Holemaking is a pretty common procedure in any machine shop, but selecting the best type of cutting tool for each job isn’t always clear cut. You want a drill that caters to the workpiece material, produces the specs required, and ultimately provides the most profit for the job at hand.
So, which drill provides the most value? When it comes down to the variety of jobs manufactured in your machine shop, there is no “one-drill-fits-all.” According to experts from Allied Machine & Engineering, you can simplify the process by considering five criteria when choosing between two big players in the world of metal-cutting: solid drills and replaceable insert drills.
Is your next contract long-term or a short run?
Ask yourself if this particular job is a high production run of the same part or is it a custom prototype or small batch of components?

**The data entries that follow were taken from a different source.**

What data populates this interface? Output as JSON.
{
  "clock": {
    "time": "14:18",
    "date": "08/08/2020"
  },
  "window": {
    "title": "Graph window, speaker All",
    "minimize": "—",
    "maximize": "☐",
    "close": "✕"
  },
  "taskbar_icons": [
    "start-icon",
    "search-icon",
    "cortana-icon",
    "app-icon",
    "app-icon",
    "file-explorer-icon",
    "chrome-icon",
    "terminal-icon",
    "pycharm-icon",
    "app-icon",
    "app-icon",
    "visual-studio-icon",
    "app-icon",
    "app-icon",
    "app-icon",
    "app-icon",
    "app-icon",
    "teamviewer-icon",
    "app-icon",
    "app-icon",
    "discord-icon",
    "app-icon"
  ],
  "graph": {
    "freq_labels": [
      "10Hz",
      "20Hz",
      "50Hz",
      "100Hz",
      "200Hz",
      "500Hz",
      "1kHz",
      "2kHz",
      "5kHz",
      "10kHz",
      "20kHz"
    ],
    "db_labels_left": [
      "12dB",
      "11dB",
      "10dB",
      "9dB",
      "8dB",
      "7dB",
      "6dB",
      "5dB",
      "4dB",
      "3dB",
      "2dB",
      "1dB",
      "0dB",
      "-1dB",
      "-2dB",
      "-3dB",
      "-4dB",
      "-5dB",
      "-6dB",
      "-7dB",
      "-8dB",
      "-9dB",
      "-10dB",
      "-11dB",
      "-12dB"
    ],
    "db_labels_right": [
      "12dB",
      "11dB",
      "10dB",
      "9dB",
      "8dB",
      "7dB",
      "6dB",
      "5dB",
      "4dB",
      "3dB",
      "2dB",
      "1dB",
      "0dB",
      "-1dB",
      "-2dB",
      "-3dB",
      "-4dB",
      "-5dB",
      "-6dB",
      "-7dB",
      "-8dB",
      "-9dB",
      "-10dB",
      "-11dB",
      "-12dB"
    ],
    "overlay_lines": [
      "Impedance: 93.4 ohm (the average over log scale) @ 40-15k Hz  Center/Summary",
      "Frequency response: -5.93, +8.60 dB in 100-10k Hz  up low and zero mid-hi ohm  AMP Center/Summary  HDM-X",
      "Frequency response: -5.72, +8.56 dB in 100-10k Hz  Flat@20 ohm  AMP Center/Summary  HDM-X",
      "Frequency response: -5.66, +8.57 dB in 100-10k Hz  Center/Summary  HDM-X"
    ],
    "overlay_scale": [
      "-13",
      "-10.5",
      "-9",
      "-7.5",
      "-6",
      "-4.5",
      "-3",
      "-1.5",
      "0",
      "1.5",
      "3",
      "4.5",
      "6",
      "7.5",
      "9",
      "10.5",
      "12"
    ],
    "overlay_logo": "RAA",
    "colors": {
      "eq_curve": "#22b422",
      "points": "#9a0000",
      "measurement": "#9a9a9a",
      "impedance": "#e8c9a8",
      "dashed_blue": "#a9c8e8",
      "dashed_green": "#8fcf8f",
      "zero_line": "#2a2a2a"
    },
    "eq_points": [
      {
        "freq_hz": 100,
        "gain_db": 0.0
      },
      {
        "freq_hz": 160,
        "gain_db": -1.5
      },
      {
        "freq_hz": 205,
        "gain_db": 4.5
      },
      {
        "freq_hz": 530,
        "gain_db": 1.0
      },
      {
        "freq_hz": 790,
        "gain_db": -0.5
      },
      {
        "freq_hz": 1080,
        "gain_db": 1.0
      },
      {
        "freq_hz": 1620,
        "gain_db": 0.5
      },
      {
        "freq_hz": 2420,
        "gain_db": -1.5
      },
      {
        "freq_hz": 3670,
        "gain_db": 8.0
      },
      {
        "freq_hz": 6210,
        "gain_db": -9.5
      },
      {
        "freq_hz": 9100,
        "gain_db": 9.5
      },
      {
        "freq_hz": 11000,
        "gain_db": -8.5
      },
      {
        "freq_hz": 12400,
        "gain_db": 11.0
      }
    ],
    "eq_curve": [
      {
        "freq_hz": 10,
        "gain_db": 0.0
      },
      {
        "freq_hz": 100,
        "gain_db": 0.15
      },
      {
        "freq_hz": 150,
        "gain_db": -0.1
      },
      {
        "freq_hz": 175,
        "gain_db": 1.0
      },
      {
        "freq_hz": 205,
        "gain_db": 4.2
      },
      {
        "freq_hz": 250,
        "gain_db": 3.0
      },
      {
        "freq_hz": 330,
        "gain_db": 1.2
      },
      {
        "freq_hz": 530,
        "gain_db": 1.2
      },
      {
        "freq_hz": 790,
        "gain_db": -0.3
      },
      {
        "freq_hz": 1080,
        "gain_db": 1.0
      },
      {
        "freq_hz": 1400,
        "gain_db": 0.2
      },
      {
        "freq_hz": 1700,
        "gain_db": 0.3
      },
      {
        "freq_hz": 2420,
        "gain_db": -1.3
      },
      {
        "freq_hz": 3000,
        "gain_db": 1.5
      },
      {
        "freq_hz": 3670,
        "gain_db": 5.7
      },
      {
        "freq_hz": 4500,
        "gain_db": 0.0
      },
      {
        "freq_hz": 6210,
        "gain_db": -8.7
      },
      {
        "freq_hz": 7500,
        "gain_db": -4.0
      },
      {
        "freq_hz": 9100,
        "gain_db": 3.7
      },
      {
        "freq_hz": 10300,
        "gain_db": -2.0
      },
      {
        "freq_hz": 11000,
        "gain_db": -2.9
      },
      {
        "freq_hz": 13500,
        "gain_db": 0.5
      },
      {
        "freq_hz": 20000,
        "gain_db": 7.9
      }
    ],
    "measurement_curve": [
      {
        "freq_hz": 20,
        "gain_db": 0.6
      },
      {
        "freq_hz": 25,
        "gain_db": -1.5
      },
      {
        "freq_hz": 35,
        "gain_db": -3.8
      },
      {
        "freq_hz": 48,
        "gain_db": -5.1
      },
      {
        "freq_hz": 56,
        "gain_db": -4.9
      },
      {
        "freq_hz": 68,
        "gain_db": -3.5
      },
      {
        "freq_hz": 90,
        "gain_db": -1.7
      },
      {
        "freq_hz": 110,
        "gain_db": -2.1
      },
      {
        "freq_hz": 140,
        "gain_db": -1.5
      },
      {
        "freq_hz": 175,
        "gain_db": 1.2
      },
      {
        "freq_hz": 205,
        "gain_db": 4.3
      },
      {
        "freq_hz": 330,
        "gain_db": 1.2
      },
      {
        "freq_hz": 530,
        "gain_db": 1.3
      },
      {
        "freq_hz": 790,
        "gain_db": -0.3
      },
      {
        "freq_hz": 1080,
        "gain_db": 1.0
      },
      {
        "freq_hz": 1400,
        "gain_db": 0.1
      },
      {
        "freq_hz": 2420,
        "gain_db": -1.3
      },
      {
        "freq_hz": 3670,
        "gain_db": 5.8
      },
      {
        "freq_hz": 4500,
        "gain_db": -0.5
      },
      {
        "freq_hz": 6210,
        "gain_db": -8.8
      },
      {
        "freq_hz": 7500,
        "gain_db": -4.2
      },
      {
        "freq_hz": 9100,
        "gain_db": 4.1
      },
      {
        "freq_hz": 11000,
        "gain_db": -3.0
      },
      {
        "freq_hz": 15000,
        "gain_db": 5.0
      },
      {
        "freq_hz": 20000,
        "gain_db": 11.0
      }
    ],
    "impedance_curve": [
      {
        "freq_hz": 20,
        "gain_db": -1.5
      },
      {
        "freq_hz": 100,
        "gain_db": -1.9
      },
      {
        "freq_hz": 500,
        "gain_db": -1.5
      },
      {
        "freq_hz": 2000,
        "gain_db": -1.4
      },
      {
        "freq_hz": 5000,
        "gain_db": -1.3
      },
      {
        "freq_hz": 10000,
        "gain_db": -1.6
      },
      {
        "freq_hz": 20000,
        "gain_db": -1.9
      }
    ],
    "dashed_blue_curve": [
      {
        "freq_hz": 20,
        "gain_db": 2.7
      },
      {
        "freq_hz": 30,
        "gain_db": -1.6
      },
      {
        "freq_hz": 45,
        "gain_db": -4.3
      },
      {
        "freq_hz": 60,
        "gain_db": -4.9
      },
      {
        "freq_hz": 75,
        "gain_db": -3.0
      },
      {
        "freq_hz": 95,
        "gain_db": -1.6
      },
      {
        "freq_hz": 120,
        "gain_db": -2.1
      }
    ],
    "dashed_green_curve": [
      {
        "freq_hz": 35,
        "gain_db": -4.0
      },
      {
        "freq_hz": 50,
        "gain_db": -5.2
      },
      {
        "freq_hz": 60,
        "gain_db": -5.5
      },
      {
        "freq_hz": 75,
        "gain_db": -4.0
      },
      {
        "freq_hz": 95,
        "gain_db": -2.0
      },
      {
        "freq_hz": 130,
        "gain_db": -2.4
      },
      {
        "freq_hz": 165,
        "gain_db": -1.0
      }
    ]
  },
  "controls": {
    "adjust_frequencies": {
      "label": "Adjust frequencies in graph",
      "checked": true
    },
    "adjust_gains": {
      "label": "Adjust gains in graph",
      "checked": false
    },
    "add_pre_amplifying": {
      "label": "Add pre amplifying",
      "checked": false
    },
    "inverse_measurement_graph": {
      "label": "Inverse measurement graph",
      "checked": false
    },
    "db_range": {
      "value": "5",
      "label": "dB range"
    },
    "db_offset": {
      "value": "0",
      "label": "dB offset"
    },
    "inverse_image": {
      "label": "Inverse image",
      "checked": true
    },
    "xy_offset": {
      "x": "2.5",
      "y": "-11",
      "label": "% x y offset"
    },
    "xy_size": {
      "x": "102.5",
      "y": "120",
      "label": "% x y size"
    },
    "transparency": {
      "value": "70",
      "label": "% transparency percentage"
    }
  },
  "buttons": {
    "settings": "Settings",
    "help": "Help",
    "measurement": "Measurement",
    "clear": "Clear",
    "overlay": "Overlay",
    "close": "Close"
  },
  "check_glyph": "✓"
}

If you are running a long-term, repeatable process, invest in a replaceable insert drill, like the T-A Pro™ drill manufactured by Allied Machine and Engineering. Commonly referred to as a spade drill or replaceable tip drill, these drills are engineered so that machine operators have the ability to change out the worn cutting edge quickly. This reduces the overall cost per hole in these types of high production runs. The initial investment of the drill body (insert holder) is recouped quickly by the reduction of cycle time and cost of replacing inserts versus the cost of new solid tooling. Simply put, speed of changeout coupled with a lower long-term cost of ownership makes replaceable insert drills the better choice for your high production jobs.